When conservatives complain about this excessive (and often risible) playing of the race card, that too is labeled by liberal pundits and politicians as an attempt to deflect from their racism. And when conservatives do the kinds of things expected of them by polite society — say, announce their state’s celebration of Black History Month — that too is racist. In other words, one side of the political aisle expects a blank check to make any and all allegations of racism against their opponents, no matter how tendentious. The other side must simply endure the allegations — even when made against racial minorities among its own members — simply because the political demography says it is so. Well, that might be changing.

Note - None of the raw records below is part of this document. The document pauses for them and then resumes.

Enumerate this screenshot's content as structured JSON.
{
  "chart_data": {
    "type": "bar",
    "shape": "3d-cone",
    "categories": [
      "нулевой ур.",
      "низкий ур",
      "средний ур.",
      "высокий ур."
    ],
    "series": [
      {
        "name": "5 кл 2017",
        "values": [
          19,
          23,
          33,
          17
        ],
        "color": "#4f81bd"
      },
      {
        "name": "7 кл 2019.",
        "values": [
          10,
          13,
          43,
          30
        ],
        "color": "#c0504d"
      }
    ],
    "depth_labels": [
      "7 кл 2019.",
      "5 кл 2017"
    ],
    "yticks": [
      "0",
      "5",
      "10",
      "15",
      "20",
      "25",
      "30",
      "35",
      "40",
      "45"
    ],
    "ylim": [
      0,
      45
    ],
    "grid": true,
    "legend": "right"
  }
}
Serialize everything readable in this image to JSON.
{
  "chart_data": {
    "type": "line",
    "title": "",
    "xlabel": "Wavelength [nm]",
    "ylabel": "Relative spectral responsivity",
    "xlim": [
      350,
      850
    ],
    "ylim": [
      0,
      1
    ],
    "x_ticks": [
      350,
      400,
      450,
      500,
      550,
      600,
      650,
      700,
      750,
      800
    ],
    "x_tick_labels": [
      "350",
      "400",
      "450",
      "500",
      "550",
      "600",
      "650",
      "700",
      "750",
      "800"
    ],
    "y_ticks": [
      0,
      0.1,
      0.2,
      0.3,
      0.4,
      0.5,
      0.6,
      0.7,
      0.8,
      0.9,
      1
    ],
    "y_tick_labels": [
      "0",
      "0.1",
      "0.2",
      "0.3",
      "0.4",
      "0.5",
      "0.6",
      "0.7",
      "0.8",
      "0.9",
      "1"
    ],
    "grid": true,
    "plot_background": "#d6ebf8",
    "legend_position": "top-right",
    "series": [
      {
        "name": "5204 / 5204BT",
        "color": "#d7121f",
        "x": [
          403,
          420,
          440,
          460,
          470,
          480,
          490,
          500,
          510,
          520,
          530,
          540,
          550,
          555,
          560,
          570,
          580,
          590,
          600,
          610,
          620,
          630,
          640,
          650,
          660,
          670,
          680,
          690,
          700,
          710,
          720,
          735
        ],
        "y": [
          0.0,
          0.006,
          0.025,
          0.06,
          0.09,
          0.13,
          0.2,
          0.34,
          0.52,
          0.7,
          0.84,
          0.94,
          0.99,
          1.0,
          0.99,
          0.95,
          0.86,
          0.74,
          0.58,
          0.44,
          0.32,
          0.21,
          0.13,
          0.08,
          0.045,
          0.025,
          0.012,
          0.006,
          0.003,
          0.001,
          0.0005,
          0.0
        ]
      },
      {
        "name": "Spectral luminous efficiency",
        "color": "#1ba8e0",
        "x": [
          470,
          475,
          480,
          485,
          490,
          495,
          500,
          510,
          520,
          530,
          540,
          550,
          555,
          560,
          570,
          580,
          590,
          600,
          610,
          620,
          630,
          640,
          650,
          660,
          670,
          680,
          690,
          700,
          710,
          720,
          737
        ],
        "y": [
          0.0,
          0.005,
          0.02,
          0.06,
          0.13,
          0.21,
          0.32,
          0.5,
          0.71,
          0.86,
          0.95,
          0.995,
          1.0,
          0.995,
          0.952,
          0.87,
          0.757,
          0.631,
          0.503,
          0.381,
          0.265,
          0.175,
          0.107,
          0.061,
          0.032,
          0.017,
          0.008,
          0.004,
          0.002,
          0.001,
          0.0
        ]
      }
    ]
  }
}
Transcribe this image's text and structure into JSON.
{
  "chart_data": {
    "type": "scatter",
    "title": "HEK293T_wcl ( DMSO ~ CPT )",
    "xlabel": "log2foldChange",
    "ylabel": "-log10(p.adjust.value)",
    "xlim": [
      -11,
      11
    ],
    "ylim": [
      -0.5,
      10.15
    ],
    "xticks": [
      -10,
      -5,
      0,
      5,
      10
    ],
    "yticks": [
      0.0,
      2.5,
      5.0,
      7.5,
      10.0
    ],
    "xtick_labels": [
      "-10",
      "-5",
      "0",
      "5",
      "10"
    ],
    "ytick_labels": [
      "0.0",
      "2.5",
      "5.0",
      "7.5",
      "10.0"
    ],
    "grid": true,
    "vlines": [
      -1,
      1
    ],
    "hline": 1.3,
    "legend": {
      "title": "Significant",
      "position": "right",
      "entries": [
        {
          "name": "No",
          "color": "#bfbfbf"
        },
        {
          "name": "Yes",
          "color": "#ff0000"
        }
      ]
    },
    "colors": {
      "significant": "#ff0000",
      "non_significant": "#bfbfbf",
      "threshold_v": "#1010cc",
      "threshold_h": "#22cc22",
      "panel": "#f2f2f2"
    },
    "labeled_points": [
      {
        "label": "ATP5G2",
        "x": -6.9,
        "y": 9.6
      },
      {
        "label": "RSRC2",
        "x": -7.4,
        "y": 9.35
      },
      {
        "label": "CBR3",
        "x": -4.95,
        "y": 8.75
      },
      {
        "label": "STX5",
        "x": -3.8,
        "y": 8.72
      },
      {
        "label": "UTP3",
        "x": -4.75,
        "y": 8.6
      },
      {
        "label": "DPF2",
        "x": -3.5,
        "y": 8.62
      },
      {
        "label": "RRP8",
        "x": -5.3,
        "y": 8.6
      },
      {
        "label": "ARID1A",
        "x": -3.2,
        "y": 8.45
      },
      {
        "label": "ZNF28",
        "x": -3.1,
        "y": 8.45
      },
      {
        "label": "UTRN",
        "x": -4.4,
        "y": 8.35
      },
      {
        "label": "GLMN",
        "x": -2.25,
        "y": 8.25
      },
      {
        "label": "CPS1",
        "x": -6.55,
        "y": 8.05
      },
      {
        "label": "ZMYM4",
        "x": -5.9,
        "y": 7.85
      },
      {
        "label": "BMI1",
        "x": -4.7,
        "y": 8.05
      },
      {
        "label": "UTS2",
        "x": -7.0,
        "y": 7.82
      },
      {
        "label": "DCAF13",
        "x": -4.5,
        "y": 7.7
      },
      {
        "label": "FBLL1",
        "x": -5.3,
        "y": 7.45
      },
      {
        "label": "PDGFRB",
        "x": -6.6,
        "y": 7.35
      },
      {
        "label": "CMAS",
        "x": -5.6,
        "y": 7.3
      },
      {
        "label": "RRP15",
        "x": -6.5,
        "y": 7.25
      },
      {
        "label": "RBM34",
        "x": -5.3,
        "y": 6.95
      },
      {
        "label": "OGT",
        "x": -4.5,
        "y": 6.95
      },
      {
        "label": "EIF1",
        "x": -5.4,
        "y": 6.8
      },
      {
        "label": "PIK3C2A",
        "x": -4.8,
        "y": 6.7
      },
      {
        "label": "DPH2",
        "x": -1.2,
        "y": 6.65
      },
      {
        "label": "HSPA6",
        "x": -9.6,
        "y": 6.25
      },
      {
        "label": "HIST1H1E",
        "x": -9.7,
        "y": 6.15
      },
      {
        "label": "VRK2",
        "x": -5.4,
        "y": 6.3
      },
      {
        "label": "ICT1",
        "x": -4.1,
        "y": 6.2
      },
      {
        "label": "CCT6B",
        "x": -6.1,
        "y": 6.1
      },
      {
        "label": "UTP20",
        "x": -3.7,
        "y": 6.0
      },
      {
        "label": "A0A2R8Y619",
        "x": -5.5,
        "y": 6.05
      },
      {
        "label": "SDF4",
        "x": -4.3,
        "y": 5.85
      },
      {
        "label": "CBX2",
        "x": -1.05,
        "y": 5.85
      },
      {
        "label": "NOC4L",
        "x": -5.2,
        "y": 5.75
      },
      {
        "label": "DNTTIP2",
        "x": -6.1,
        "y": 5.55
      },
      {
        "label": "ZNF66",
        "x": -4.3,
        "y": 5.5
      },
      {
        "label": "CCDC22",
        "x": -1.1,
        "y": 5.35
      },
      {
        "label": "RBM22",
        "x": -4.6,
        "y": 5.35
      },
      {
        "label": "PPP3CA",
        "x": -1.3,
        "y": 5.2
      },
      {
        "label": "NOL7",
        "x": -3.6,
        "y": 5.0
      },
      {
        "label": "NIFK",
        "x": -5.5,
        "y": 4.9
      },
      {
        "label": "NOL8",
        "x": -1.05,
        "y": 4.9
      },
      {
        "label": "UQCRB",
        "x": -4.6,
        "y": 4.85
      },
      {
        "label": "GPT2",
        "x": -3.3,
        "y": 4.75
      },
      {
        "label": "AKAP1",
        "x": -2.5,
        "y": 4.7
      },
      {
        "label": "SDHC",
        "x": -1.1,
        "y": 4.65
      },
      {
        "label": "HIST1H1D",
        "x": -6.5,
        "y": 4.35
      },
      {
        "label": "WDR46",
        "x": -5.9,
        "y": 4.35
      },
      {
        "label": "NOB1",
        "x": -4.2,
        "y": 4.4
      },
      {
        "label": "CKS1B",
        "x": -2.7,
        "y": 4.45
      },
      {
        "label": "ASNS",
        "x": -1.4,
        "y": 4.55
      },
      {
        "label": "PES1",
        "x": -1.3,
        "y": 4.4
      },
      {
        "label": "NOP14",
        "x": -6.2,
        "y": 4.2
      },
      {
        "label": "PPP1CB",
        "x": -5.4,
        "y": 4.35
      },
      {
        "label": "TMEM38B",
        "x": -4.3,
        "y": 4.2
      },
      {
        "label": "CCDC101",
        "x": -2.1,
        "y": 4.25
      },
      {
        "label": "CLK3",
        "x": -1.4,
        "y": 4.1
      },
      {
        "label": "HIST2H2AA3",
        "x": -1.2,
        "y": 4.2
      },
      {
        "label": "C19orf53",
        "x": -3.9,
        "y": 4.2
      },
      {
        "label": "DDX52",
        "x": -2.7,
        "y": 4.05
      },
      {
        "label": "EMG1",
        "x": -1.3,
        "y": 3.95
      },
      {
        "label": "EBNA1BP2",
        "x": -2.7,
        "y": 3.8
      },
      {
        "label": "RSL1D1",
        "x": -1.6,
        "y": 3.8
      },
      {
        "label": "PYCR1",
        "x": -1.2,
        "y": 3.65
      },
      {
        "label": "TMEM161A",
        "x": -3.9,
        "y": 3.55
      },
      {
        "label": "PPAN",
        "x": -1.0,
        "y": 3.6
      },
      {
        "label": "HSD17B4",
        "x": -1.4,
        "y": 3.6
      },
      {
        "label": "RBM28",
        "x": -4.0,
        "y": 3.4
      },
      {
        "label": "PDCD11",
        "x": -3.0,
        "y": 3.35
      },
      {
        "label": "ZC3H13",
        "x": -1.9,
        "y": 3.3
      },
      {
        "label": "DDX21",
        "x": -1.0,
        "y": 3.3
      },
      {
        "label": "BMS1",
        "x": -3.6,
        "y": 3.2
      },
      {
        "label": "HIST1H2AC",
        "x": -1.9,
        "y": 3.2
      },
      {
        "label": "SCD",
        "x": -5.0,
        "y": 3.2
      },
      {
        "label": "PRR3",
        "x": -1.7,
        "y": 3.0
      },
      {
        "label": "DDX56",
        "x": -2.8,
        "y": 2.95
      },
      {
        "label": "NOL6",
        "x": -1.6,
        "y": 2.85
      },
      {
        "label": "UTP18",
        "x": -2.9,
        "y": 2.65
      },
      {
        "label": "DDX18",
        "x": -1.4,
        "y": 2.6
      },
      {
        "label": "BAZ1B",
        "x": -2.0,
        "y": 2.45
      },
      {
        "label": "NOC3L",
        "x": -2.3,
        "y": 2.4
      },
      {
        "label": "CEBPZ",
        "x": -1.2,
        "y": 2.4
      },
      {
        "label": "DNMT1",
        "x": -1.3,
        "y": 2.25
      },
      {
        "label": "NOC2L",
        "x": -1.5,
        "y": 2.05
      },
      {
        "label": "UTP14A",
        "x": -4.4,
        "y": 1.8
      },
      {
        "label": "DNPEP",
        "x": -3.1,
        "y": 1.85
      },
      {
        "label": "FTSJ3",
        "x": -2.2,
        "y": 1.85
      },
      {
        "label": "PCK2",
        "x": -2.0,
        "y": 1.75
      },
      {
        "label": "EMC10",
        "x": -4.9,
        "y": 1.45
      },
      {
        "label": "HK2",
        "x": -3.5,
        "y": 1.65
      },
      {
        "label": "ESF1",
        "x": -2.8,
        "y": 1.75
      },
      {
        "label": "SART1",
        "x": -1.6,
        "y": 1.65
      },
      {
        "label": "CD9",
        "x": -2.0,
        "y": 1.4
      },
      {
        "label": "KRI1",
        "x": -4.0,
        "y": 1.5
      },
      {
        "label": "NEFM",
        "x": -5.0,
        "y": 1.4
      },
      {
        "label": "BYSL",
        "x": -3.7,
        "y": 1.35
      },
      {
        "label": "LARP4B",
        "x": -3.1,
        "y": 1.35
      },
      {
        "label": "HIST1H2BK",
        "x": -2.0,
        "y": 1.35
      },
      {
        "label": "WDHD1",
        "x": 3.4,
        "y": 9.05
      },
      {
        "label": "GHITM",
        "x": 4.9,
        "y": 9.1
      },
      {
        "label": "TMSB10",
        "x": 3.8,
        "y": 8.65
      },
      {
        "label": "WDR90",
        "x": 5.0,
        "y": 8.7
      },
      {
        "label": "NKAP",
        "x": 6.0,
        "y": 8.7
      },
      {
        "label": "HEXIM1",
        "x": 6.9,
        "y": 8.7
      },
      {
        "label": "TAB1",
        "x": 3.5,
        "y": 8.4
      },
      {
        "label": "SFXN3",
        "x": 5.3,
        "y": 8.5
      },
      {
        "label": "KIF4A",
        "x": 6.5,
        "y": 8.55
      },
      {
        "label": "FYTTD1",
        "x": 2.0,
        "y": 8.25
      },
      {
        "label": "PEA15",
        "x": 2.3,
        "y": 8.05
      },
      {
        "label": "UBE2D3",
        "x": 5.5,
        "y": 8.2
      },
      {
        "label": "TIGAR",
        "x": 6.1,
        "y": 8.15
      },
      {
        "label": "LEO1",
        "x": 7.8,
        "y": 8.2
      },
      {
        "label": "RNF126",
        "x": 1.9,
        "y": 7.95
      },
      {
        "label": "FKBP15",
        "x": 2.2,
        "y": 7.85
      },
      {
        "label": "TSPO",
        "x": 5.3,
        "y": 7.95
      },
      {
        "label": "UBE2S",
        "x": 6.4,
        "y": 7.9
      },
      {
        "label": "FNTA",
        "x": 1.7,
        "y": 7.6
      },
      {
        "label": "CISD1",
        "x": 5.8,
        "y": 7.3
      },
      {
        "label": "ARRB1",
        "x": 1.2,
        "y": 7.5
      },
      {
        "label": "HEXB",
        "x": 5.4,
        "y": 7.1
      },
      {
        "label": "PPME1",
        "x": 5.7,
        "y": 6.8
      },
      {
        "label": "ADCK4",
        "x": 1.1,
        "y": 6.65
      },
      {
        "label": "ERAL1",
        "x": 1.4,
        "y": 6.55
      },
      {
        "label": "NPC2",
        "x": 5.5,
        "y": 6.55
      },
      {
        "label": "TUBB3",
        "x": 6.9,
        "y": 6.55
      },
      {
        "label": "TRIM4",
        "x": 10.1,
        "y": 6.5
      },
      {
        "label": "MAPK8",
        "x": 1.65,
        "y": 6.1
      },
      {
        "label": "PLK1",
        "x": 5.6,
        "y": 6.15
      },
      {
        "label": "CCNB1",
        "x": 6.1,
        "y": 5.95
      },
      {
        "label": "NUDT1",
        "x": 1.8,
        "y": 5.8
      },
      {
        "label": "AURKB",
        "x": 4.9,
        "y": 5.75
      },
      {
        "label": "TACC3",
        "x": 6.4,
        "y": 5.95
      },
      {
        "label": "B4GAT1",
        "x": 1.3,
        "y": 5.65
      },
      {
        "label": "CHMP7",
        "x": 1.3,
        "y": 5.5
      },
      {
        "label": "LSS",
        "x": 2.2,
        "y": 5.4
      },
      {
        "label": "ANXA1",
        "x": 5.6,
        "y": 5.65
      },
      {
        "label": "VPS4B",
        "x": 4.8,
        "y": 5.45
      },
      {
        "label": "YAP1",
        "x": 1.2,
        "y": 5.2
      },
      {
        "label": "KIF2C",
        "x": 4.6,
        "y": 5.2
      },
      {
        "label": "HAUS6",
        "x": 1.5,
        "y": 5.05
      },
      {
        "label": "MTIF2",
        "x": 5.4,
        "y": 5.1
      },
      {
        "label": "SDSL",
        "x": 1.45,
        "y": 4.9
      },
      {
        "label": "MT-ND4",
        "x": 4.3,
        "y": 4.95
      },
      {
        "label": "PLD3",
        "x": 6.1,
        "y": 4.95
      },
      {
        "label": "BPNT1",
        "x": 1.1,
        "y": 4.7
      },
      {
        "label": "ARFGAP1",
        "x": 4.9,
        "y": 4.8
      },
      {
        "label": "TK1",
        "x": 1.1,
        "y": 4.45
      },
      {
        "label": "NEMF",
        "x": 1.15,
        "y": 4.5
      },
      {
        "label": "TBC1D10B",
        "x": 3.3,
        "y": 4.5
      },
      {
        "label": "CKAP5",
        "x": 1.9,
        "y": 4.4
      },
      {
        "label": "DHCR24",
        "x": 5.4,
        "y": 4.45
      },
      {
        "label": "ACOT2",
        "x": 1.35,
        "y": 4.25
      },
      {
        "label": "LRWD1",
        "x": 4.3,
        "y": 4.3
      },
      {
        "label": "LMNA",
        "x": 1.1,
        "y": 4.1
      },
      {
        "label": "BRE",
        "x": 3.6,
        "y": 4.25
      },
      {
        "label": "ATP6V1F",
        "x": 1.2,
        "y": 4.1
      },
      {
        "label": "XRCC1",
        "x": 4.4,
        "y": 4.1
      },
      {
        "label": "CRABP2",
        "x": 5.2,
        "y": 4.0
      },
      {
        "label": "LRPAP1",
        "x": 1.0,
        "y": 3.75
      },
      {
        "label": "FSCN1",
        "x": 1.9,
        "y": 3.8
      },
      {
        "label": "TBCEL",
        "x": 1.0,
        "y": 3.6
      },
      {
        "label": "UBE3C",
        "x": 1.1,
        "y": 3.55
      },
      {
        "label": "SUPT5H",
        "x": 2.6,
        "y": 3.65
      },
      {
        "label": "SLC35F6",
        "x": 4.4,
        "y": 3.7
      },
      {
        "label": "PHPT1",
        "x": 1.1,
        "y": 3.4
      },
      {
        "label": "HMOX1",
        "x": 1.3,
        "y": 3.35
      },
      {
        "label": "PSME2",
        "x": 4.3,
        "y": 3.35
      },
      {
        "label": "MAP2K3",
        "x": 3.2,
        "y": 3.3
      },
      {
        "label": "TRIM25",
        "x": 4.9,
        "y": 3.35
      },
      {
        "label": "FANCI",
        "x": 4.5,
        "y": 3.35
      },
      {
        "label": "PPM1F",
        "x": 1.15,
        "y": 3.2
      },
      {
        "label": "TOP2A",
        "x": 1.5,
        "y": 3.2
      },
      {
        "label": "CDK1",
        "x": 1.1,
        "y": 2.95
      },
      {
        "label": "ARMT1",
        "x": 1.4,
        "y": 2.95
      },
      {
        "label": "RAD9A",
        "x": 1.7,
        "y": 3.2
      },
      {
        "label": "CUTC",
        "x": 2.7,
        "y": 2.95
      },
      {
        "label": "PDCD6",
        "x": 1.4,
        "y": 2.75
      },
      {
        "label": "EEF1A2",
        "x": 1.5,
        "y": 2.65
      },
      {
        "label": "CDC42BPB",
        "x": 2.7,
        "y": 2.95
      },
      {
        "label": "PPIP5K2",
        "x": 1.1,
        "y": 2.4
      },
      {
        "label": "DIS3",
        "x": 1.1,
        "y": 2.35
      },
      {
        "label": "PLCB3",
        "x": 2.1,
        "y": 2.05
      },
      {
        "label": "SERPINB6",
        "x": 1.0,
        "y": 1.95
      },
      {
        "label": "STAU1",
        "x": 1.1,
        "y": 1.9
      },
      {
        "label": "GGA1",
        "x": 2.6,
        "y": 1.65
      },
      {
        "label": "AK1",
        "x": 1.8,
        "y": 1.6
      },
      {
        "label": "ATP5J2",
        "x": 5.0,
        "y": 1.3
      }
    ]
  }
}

Much has been written on the manifold deleterious effects of a bitter, race-obsessed public discourse. It vitiates public trust, undermines civic unity and encourages an oppressive monitoring and adjudication of people’s language for violations of the ever-shifting codes regarding what constitutes racism. It leads our citizenry to view society through the lens of victimizer and victim, with everyone competing to claim some piece of the latter. It engenders a certain narcissistic infantilization in its practitioners, who obsessively search for new outrages. And it elides the reality that today’s “victims” are lionized by the actual power structures in America: corporate media, woke capitalists, academia, the entertainment industry.

All this is true, and I presume many of those who indulge in racial identitarian rhetoric know this. The ways our dominant institutions understand and discuss race in the public square are aggravating rather than resolving racial tensions — but even that is met with allegations of “white fragility” or “white supremacy.” Like certain conservatives (or libertarians) who never tire of caricaturing every government program as a socialist threat to civil liberties and free enterprise, they can’t seem to help themselves.

What are we to do with this petty, self-absorbed grievance culture? Perhaps the approach of Virginia governor Glenn Youngkin can be instructive. When he began his gubernatorial term with an explosive series of executive actions aimed at protecting parental rights in the state’s schools, he was smeared as a racist and provocateur. When he declined to wear a mask in an Alexandria grocery store, a liberal activist pressed him to put one on. “We’re all making choices today,” Youngkin responded. “Read the room, buddy,” she retorted.

Well, it turns out Youngkin has read the room pretty well, given the slate of states rolling back mask mandates. The governor is ignoring the caustic shaming of American grievance culture — racial and otherwise — and plowing ahead with an agenda that got him elected. That includes working to deter a hyper-racialized school curricula that encourages the kind of behavior that has made civil discourse so untenable. He’s urging his constituents to “love your neighbor,” and simply disregards his detractors.

Perhaps this is the threading of the needle required to transcend our destructive identitarian age, whether in our politics or personal lives. Calmly and concisely reject the lies and name-calling, proceed with your pursuit of prudential judgment and ignore the haters. It’s certainly less stressful than trying to identify the latent racists on your morning commute.